Direkt zum Inhalt
Andreas Salcher, Bestsellerautor und Bildungsexperte.
Andreas Salcher, Bestsellerautor und Bildungsexperte.
Andreas Salcher, Bestsellerautor und Bildungsexperte.
Lukas Beck

Andreas Salcher: "Benötigen einen Grundkonsens"

12.09.2024 um 08:28, Jürgen Philipp
min read
Andreas Salcher ist Visionär, wenn es ums Thema Bildung geht. Was braucht es, um das Bildungssystem in Österreich wieder an die Spitze zu bringen?

CHEFINFO: Die von Ihnen mitgegründete Sir Karl Popper Schule geht seit 25 Jahren neue Wege. Was unterscheidet sie von anderen Schulen?

Andreas Salcher: Das Wichtigste, das die Sir Karl Popper Schule von vielen anderen Schulen unterscheidet, ist, dass sie ihre Schülerinnen und Schüler vom ersten Tag an dabei unterstützt, herauszufinden, worin sie wirklich gut sind. Die Einführung des Maturagegenstands „Kommunikation und Sozialkompetenz“ ist ein zentrales Element für den Erfolg dieser Schule. Leider ist sie, trotz aller Bemühungen von uns Gründern, noch immer die einzige derartige Schule in Österreich. Dabei hätten alle Schüler und Schülerinnen ein Recht auf einen Gegenstand „Kommunikation und Sozialkompetenz“, einen persönlichen Coach, auf selbstbestimmtes Lernen in Lern-Labs, auf individuelle Lernziele zusätzlich zum Zeugnis und vor allem auf exzellente Pädagoginnen und Pädagogen. All das ließe sich auch im Regelschulsystem umsetzen.

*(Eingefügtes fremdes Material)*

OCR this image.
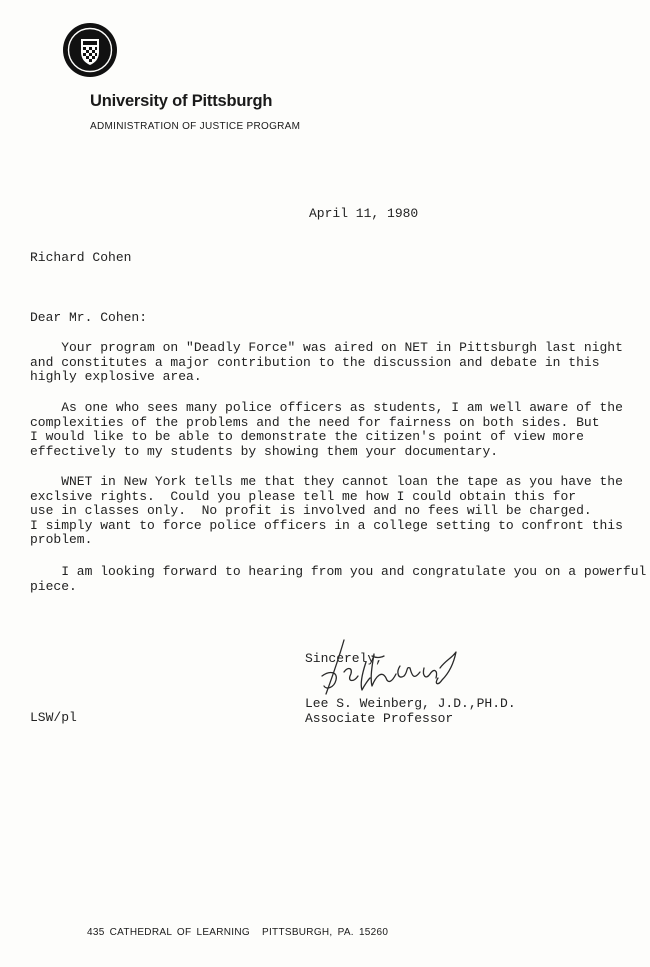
University of Pittsburgh
ADMINISTRATION OF JUSTICE PROGRAM
April 11, 1980
Richard Cohen
Dear Mr. Cohen:
Your program on "Deadly Force" was aired on NET in Pittsburgh last night
and constitutes a major contribution to the discussion and debate in this
highly explosive area.
As one who sees many police officers as students, I am well aware of the
complexities of the problems and the need for fairness on both sides. But
I would like to be able to demonstrate the citizen's point of view more
effectively to my students by showing them your documentary.
WNET in New York tells me that they cannot loan the tape as you have the
exclsive rights.  Could you please tell me how I could obtain this for
use in classes only.  No profit is involved and no fees will be charged.
I simply want to force police officers in a college setting to confront this
problem.
I am looking forward to hearing from you and congratulate you on a powerful
piece.
Sincerely,
Lee S. Weinberg, J.D.,PH.D.
Associate Professor
LSW/pl
435 CATHEDRAL OF LEARNING PITTSBURGH, PA. 15260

Wenn wir heute die besten Kindergärten der Welt schaffen, dann werden wir in zehn Jahren eines der besten Bildungssysteme der Welt haben.

Andreas Salcher, Bestsellerautor und Bildungsexperte

Was bräuchte es, um unser Bildungssystem effektiver zu gestalten? Welche Prioritäten würden Sie setzen?

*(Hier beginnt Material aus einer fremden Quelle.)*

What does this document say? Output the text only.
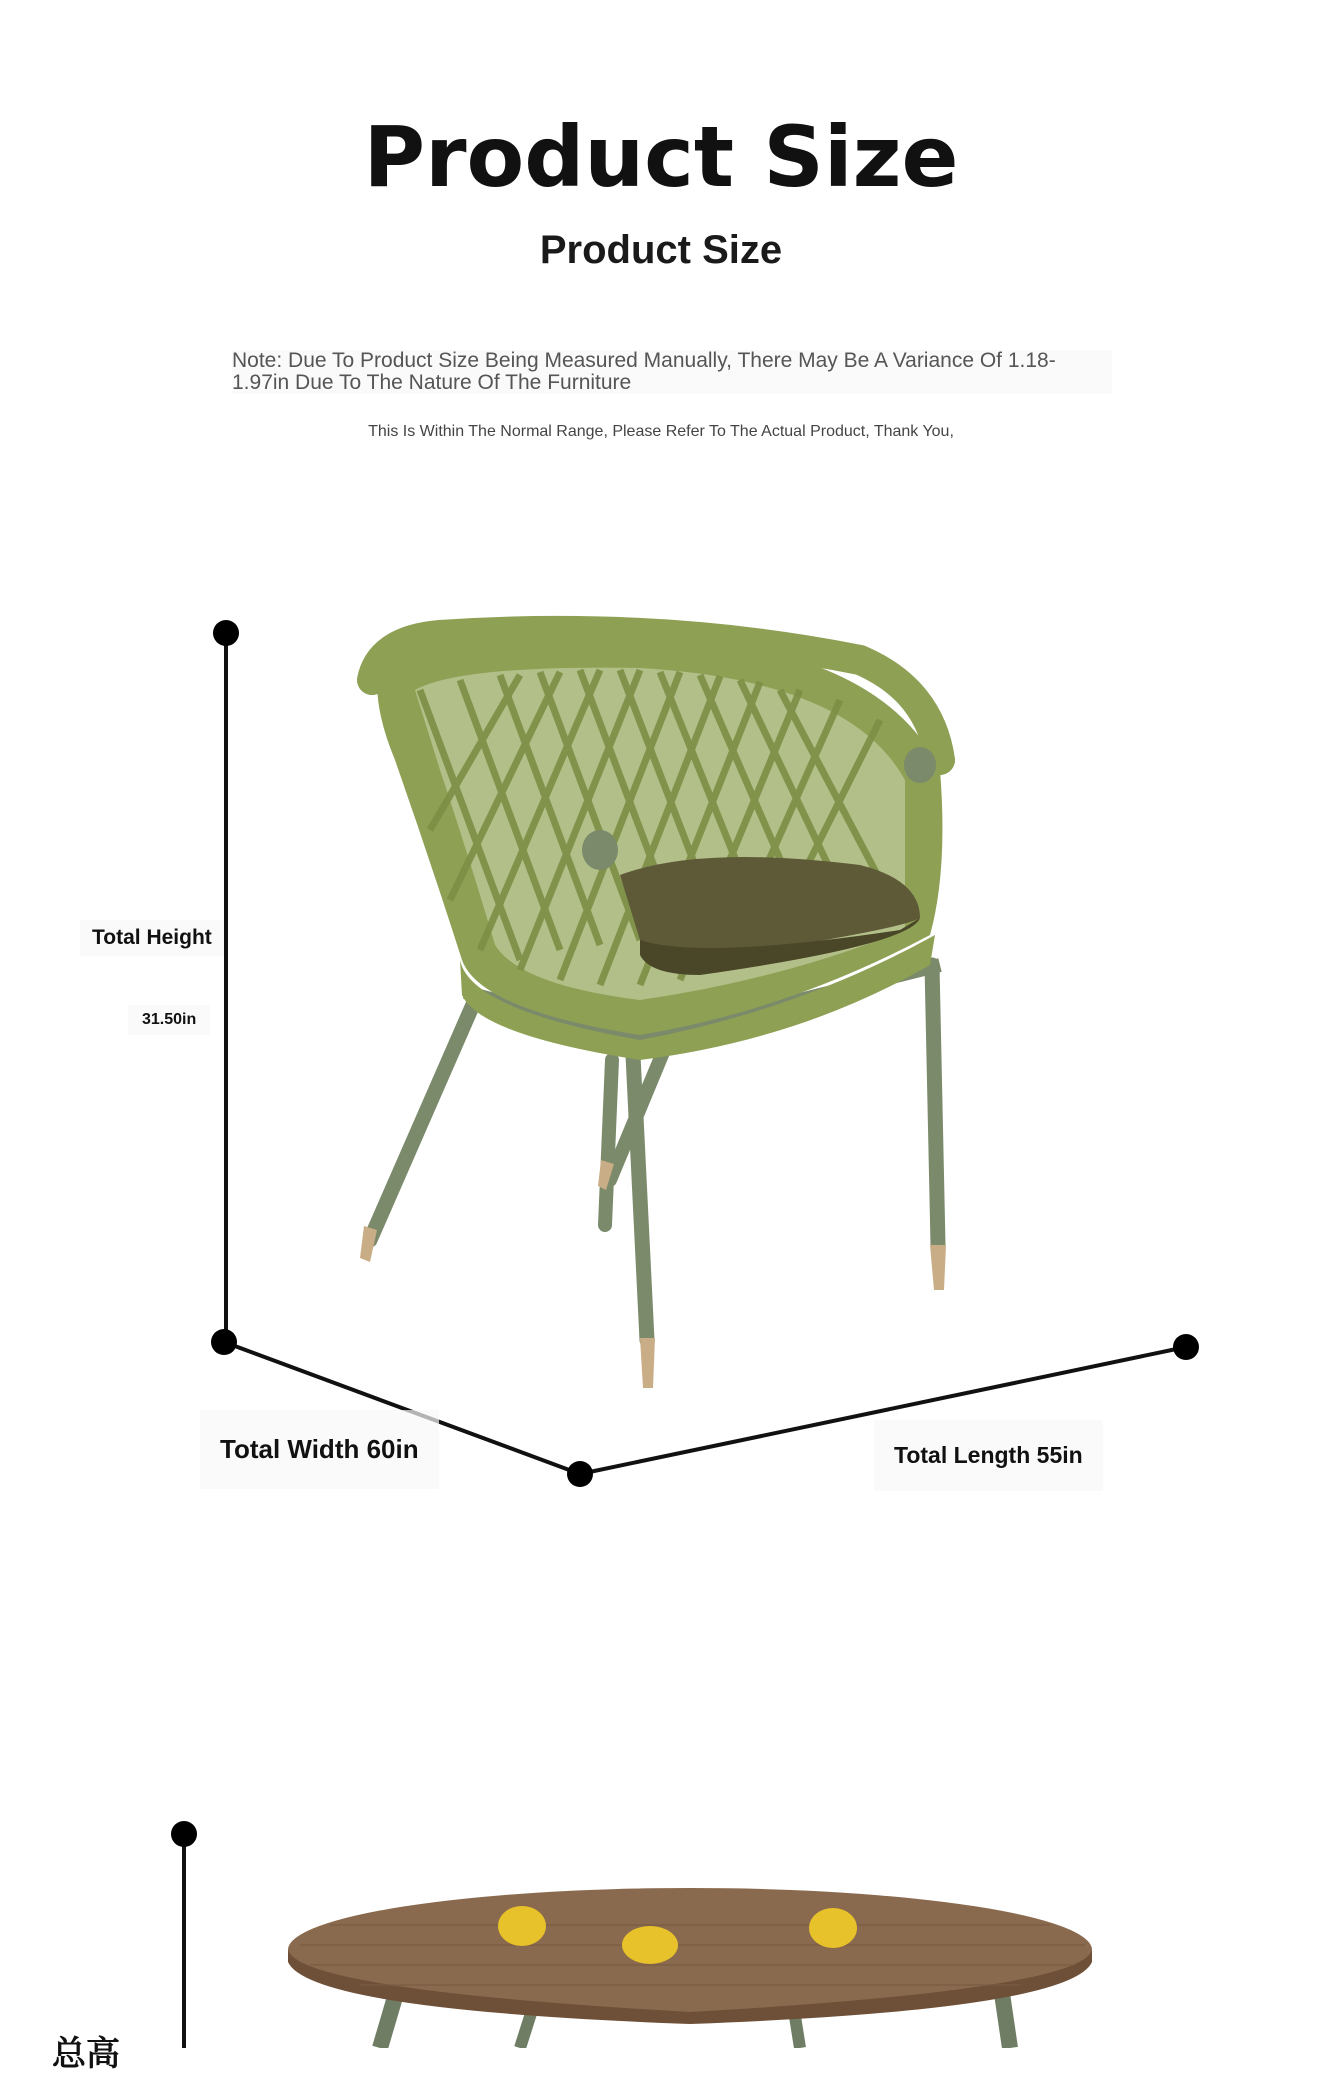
Product Size
Product Size
Note: Due To Product Size Being Measured Manually, There May Be A Variance Of 1.18-1.97in Due To The Nature Of The Furniture
This Is Within The Normal Range, Please Refer To The Actual Product, Thank You,
Total Height
31.50in
Total Width 60in	Total Length 55in
总高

Salcher: Als Voraussetzung dafür, damit Österreich in der Champions League der Bildungsnationen mitspielt, benötigen wir einen Grundkonsens, dass Bildung eine nationale Top-Priorität erhält. Das bedeutet: Die Elementarpädagogik wird ausgebaut, weiter professionalisiert und konsequent als erste und fundamentale Stufe in das Bildungssystem integriert. Wenn wir heute die besten Kindergärten der Welt schaffen, dann werden wir in zehn Jahren eines der besten Bildungssysteme der Welt haben. Das Schulautonomiepaket 2017 war ein Schritt in die richtige Richtung, es ist nur heute, sieben Jahre danach, den meisten Schulen nicht bekannt, geschweige denn umgesetzt, obwohl es den Schulen viel pädagogische Autonomie ermöglichen würde, von der Abschaffung der 50-Minuten-Stunde, Auflösung der starren Klassenstrukturen. 10 Prozent der Unterrichtszeit sollten von Personen von außerhalb des Schulsystems gestaltet werden.

Wie müsste man da die Schulen strukturell verändern?

Salcher: Die wichtige strukturelle Veränderung wäre die flächendeckende Umsetzung der verschränkten Ganztagesschule. Die meisten innovativen Schulen sind echte Ganztagsschulen: Die teuersten Privatschulen in Großbritannien und den USA sind genauso wie fast alle erfolgreichen Brennpunktschulen echte verschränkte Ganztagesschulen. Die Vorteile sind eindeutig: Die Zeiteinteilung zwischen Lernbüros, Lehrvortrag, echtem Projektunterricht, Sport, Reisen und Exkursionen, selbstbestimmtem Lernen sowie Erholungs-, Essens- und Reflexionszeiten wird vom Lehrkräfteteam in Absprache mit der Schulleitung autonom festgelegt. Dadurch wird individuelles Eingehen auf jede Schülerin und jeden Schüler strukturell überhaupt erst möglich. Die Hausaufgaben fallen zum Großteil weg. Für Schüler, Lehrkräfte und ganz wichtig die Eltern endet die Schule im Normalfall zwischen 15 und 16 Uhr.